# Ideal wire for Lemo Drop RTA on non-TC mod (7 - 50 w)



## Vapegilius995 (11/12/16)

I'm thinking of getting myself a Lemo drop RTA as my first RTA and was wondering which wire I should order with it... I want to use it with my Subox mini C


----------



## Silver (11/12/16)

Hi @Vapegilius995

I use the Lemo 1 - the bigger version of the Lemo Drop. But I think they have identical decks

I use 28g Kanthal wire and make a simple 2mm ID coil with about 7 wraps
Comes out to about 1.2 ohms

I use it for restricted lung hits on my Strawberry Menthol juice at lowish power of about 15 Watts
Sharp flavour and nice and crisp. Been using the Lemo1 for this juice only for over a year!

Not sure if you are aiming for a similar vape - but I suppose you could also go for 26g and 2.5mm ID for a "bigger vape" at higher power.

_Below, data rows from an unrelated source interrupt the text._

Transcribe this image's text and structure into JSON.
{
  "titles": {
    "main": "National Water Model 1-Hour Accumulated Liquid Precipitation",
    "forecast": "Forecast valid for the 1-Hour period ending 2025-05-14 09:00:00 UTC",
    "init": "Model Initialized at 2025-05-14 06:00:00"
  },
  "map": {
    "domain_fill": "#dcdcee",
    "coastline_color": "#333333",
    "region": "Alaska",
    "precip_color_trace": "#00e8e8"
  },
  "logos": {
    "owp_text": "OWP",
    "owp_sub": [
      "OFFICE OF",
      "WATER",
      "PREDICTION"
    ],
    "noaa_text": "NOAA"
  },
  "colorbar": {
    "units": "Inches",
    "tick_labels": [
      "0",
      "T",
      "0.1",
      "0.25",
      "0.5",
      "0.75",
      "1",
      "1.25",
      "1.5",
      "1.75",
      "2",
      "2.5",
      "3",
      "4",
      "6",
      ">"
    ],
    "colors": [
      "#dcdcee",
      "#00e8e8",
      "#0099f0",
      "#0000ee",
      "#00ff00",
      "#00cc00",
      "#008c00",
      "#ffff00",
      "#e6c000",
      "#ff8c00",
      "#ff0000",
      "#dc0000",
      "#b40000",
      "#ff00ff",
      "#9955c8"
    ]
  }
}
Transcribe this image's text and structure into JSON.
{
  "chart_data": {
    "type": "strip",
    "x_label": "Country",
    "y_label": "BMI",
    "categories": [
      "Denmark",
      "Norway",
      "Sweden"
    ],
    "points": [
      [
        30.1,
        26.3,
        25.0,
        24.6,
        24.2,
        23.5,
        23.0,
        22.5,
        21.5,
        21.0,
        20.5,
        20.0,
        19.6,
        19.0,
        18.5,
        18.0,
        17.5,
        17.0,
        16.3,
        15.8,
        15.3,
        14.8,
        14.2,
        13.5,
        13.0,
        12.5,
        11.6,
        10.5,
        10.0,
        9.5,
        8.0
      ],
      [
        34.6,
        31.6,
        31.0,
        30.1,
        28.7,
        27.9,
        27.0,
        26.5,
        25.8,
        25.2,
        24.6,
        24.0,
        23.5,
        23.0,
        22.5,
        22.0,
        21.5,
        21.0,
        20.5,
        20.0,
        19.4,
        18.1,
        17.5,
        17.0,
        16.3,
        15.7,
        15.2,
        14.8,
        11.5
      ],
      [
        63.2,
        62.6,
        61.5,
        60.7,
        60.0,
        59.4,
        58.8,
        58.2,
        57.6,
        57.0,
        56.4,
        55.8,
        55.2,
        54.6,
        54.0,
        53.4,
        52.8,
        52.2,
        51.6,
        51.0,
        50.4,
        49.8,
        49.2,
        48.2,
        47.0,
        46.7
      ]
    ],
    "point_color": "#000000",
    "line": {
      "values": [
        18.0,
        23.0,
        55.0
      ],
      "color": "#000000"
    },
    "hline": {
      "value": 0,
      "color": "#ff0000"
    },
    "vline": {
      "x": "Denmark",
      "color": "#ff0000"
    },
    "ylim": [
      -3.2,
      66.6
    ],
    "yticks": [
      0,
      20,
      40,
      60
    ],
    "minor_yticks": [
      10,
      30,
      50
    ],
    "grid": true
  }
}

Took me a while to get the wicking right. I drape the wicks over the edges to just touch the decks - and make sure the juice holes are showing - ie wicks against the walls not to obstruct the juice holes

You might find the following thread quite helpful
http://www.ecigssa.co.za/eleaf-lemo-rta.t6760/


----------



## Vapegilius995 (13/12/16)

Thanx a lot Ill get that

Happy holidays


----------